Once more the ghost of crisis is looming over Sudan. Not long after relatively promising events in Sudan's internal politics, a recent crack down on the opposition Popular National Congress (PNC) revived doubts over the direction in which the country is heading.
The arrest of PNC secretary general Hassan Al-Turabi with 30 other viable members of the group was an unexpected outcome of a series of good-will gestures offered by the government and gracefully accepted by the opposition.
The return of democratically elected prime minister Al-Sadiq Al-Mahdi to Khartoum on Nov. 23 last year after four-years of self-imposed exile, was a sign of rejuvenation and maturity in the Sudanese political experience.
Al Mahdi and his Ummah Party, as well as other opposition groups, declined from taking part in the presidential elections last December. Yet, despite the failure of the elections to represent all segments of the Sudanese society due to the opposition boycott, Sudan's national unity remained possible.
President Omar Al-Bashir's government has drastically shifted its focus from feeding the internal woes into a more open and moderate policy. Encouraged by the departure of former US President Bill Clinton and the incoming of George W. Bush, Al Bashir reiterated his government's interest in improving relations with the United States.
Those efforts were crowned in the mid-February summit between African nations hosted by Khartoum, which was aimed at reviving cooperation between many African countries, extending trade ties and fostering cultural integration.
But for Sudan, the summit was an opportunity to end to the isolation unfairly imposed by the United States and naively or fiendishly propagated by other countries.
Other positive signs came on February 6, with the appearance of the first opposition newspaper to be published in Khartoum in over a decade. Rai Al-Shaab (People's Opinion) set a precedent in the Sudanese democratic life, as it demonstrated the government's sincerity to tolerate opposing views.
Rai Al-Shaab was the production of the PNC and Al-Turabi. In its first issue, the newspaper proposed a broad-based national front to fend for Sudan's unity, and to conquer lingering problems. The proposal found open ears among various opposition groups including the Ummah Party, the Democratic Union Party and the Communist Party.
But the most recent chain of events has put an unfortunate end to Sudan's road to recovery, when on Feb. 21, Al-Turabi, was arrested from his home in Khartoum to be questioned regarding a recent memorandum he signed in Geneva with the southern-based rebel Sudan People's Liberation Army (SPLA).
The situation deteriorated further as more members of the opposition were also taken to jail as others fled the country.
While random arrests and unwarranted political changes in an already fragile political system are neither lawful nor wise, one must not forget the danger in creating alliances with a group such as the SPLA.
The SPLA, a major player in Sudan's civil war cannot be simply incorporated into the country's political life as if no harm was done. The group has had close ties with the CIA, Israel and right-wing Christian organizations, which have had ulterior motives for their involvement in the conflict, up to and including toppling the Muslim regime. With no regard for human life, these nations and individual organizations have prolonged the 18-year civil war.

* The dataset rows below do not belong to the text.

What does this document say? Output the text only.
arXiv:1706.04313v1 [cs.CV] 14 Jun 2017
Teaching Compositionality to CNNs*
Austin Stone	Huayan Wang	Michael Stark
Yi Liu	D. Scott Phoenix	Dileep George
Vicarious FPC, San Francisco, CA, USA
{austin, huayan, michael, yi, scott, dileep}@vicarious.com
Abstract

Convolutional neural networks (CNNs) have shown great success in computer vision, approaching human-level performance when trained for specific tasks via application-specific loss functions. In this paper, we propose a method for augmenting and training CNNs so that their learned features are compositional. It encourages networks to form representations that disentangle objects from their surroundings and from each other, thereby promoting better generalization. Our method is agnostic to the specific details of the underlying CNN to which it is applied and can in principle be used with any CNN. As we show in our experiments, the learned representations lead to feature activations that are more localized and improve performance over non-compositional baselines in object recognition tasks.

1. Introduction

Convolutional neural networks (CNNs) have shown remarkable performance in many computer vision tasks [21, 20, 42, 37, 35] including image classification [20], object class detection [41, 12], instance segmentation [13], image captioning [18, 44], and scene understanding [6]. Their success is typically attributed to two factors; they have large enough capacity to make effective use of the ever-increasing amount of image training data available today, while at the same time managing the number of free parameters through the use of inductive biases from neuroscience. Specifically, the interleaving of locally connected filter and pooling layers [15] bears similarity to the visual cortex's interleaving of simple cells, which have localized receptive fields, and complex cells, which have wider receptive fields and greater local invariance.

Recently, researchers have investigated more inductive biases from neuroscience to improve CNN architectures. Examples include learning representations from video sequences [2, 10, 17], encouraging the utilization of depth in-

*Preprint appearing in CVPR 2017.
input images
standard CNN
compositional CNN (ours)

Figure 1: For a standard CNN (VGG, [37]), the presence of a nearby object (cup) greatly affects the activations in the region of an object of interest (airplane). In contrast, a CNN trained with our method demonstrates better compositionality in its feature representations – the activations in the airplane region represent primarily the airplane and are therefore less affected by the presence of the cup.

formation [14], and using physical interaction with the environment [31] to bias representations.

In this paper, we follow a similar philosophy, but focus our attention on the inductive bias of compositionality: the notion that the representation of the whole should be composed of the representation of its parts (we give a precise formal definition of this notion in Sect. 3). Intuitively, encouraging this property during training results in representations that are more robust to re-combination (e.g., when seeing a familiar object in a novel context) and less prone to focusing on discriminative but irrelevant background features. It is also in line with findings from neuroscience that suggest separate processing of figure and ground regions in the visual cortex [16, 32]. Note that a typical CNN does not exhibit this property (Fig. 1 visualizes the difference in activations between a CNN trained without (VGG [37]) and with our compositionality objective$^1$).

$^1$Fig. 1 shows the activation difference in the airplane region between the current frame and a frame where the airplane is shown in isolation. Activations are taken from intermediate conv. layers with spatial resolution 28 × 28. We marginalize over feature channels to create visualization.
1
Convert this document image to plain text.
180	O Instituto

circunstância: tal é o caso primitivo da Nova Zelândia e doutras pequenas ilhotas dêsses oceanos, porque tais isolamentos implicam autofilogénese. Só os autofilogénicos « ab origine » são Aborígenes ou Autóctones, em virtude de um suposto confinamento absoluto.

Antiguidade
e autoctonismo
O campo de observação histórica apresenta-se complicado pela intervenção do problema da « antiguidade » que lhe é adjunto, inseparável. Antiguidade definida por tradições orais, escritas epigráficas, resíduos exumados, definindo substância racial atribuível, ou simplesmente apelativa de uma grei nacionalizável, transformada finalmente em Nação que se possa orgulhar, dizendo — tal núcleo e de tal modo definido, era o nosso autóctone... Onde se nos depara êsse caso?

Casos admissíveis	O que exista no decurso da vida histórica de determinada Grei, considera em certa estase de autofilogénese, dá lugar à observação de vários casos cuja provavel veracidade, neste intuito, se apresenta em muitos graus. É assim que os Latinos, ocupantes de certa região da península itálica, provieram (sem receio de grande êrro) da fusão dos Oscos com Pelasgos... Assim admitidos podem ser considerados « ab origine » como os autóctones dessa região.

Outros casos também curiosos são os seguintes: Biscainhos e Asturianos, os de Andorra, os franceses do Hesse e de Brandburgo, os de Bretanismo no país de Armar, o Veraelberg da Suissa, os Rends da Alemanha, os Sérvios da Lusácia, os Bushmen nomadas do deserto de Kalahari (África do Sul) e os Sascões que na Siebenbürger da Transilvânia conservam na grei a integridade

Indeed, Al-Turabi's decision to join the SPLA against the Sudanese government was a terrible miscalculation. The alliance, forged by a signed document in Geneva, is unlikely to end the fierce war. Instead, it will merely shift war alliances.
On the other hand, facing such tough challenges doesn't permit the government to adopt a policy of seclusion, a sign that was evident in the recent government shake-up, where most of the seats where given to the ruling party.
Undoubtedly the growing alliance between opposition groups and rebel factions is an alarming trend, but such events should be answered as political challenges, not excuses for eliminating political opponents.
If the Al Bashir government is keenly interested in breaking its isolation, it ought to deal with the recent crisis in a sensible fashion through the country's legal channels. Using the PNC's agreement with the rebels as a justification to crack down on the opposition and to strangle the country's democratic institutions is big step in the wrong direction.
This experience is very critical for Sudan as it comes at a time where all eyes are centered on the nation who is tenaciously trying to liberate itself from a painful past and to look toward a bright future. Let us hope that the atmosphere of lasting conflict will not surface again in Khartoum, and that the resumption of dialogue between the government and the opposition will quickly re-emerge.
Ramzy Baroud is a free-lance writer living in Seattle, Washington and a weekly columnist for iviews.com.